Adding to the organic lecithin’s sustainability appeal is that Lecico uses a CO2 extraction method to produce the ingredient, instead of hexane, “thereby ensuring it is ecologically produced and 100% natural,” notes Nieraese.

Dual-purpose ingredients can help reduce the number of ingredients in a formulation, which can increase sustainability. For example, CP Kelco offers dual-function gellan gum that provides both suspension and mouthfeel. It also offers “a new pectin that simplifies the process of making fruited yogurt drinks,” notes Reynolds.

She also points out that fermentation is an ancient process “that nature has given us to provide more reliable functionality and help us towards a more sustainable, resilient future.” CP Kelco utilizes fermentation to produce a number of its ingredients, including its gellan gum.

“After discovering gellan gum in the 1970s, CP Kelco leveraged fermentation technology to reproduce it for commercial purposes,” she notes. “The ancient method of fermentation provides a consistent, more sustainable approach to ingredient technology that is less reliant on climate and harvesting, thus avoiding some of the volatility farmers experience.”

Cargill also uses fermentation to produce its EverSweet stevia sweetener in a more environmentally friendly manner. The company’s process uses “less water, less land and [has] a smaller carbon footprint,” Ohmes points out.

The company recently completed a life cycle analysis (LCA) of the ingredient to measure its environmental impact.

“To complete the LCA, Cargill and joint venture partner DSM compared the environmental impact of their ground-breaking EverSweet sweetener to other stevia-based solutions, as well as conventional sugar,” he notes. “The third-party-verified LCA study found EverSweet offers significant environmental advantages over other sweetener choices.”

CP Kelco also has a sustainability story for its Genu carrageenan. The company works with communities in Zanzibar to grow and harvest the seaweed needed to create the ingredient.

“Seaweed farming in Zanzibar provides much-needed employment opportunities — especially to women who previously had limited options to enter the workforce,” says Reynolds.

Additionally, CP Kelco’s pectin is made from citrus peels upcycled from the juice industry, notes Reynolds.

“What little wastewater is left from peel preparation is recycled as fertilizer and fertigation (fertilized irrigation) to nurture citrus orchards and eucalyptus groves near our plant in Brazil,” she says. “We also turn leftover peels into food for animals to considerably reduce our plant’s waste output.”

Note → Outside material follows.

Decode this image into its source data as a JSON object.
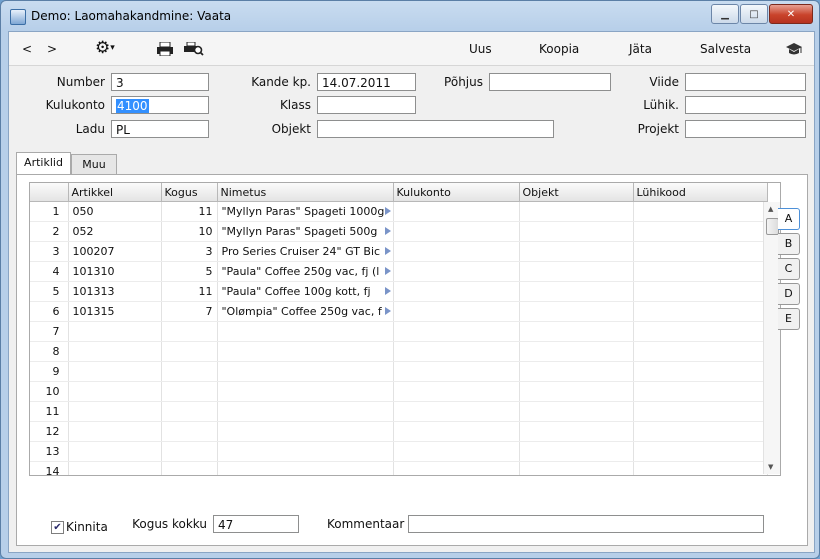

Cocoa is one ingredient commonly used in dairy that has been under a lot of sustainability scrutiny. And Cargill offers a number of options here, including “third-party certification solutions such as UTZ/Rainforest Alliance, Fair Trade” for companies looking for sourcing verification, explains Kate Clancy, sustainability manager, Cargill Cocoa & Chocolate, Milwaukee.

“For those seeking greater visibility into where their cocoa comes from, we suggest Promise Cocoa — sustainable beans sourced exclusively from known and trusted farmers within Cargill’s direct-sourced cocoa network,” she says. “Cargill also recently launched the digital portal CocoaWise, which provides customers increased knowledge and ‘shareability’ of the origin of the products they source from Cargill’s direct supply chain.”

And ADM has created a sustainable operation in Madagascar to produce another key ingredient in many dairy products — vanilla.

“Almost 80% of the world's vanilla is sourced from Madagascar, where it's produced and collected from villages in a complex supply chain. ADM simplifies this process with an extensive vertically integrated supply chain,” explains Mukul Juneja, vice president of commercial development, vanilla, ADM. “Through Savan, our joint venture with Sahanala, we responsibly source vanilla direct from farmers.”